In the past few weeks, there has been much talk and discussion among the tweets as to what constitutes grades, how do we assess student work, and what do the grades assigned truly mean. What does an A really mean, and so forth? Of course, this got me to thinking.
How did the world of education first come up with a system of grades? Why the particular letters A, B, C, D, E, F, G, S, and U? Why a particular grouping of numbers? In most schools, Pre-K through first grade may use the E (excellent), G (good), S (satisfactory) or U (unsatisfactory) delineations. Beyond second grade it is the A, B, C, D, and F combinations. How do policymakers decide the grouping of numbers to accompany those letters?
I thought I’d do a little investigating and find out. So, like any good doctoral student, I went online and began to investigate through the services offered by the university library. There was much information available, and a good portion of the information I have used in this post comes from an article written in 1993 by Mark W. Durm. The article, titled “An A Is Not An A Is Not An A: A History of Grading” was published in The Educational Forum, 57.
Before this nation ever had secondary schools, we had colleges, and much of the first grading systems seemed to be not based around the quality of work presented by students, but more around social class. For example, in the early years of Harvard, students were not arranged alphabetically but were listed according to the social position of their families, and grades reflected (Eliot, 1935).
Mary Lovett Smallwood wrote Examinations and Grading Systems in Early American Universities (1935). In her book she related that marking grades to students was first instituted at Yale University. She quoted Yale’s President, Erza Stiles (1778–1795), as writing in his diary that 58 students were present at an examination, and they were graded as follows: “Twenty Optimi, sixteen second Optimi, 12 Inferiores (Boni), ten Pejores.”
Between those years and the mid-nineteenth century it seemed that, for the most part, letters were used for the grades and there was no particular method of grading. Each institution determined its own assessment formula, along with descriptive adjectives in reporting the performance of its students. In 1877, Harvard appears to have set the bar for determining numerical grades. The faculty designed a system of grades based on 100 percent. Division 1 - 90 or more on a scale of 100; Division 2 - 89 to 75; Division 3 - 74 to 60; Division 4 - 59 to 50; Division 5 - 49 to 40; and Division 6 - below 40. Students making marks in Division 5 or 6 were considered to have failed.
The system that American currently uses, although slightly changed in the numerical equivalents, was the brain-child of Mount Holyoke. The College, in 1897, adopted letters for marking students and correlated those letters to a certain grouping of numbers. Their scale: A, Excellent, equivalent to percents 95-100; B, Good, equivalent to percents 85-94(inclusive); C, Fair, equivalent to percents 76-84 (inclusive); D, Passed (barely), equivalent to percent 75; E, Failed (below75). In 1898, they changed the scale to reflect the following: A - 95-100; B - 90-94; C - 85-89; D - 80-84; E - 75-79; F - Failed.

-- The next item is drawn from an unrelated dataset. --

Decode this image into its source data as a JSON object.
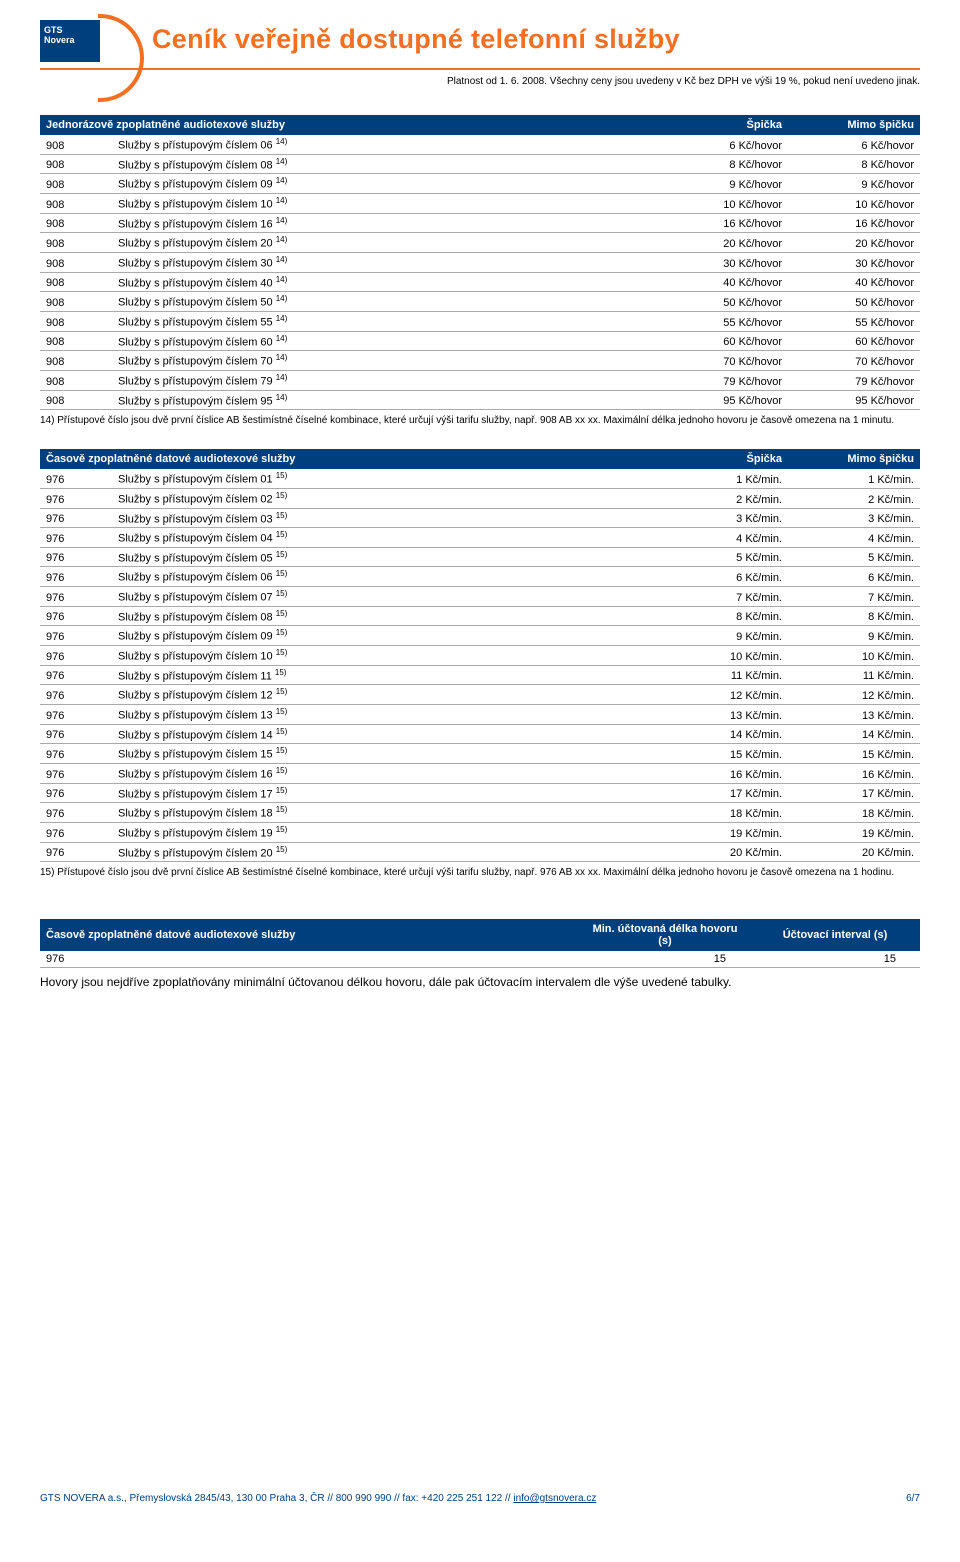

These schools came up with a system of grading, but they did not leave a record behind that indicated what constituted each letter or numerical grade. What quality of work must the student submit to earn each grade? The question seemed hard to answer then and we find it hard to still answer today.
Education is not static. Every aspect of instruction is different. Students are different. Teachers teach differently. Systems have different expectations and standards. There is not a national curriculum (yet, and I hope there never is). Therefore, the debate of what constitutes an A will be forever ongoing.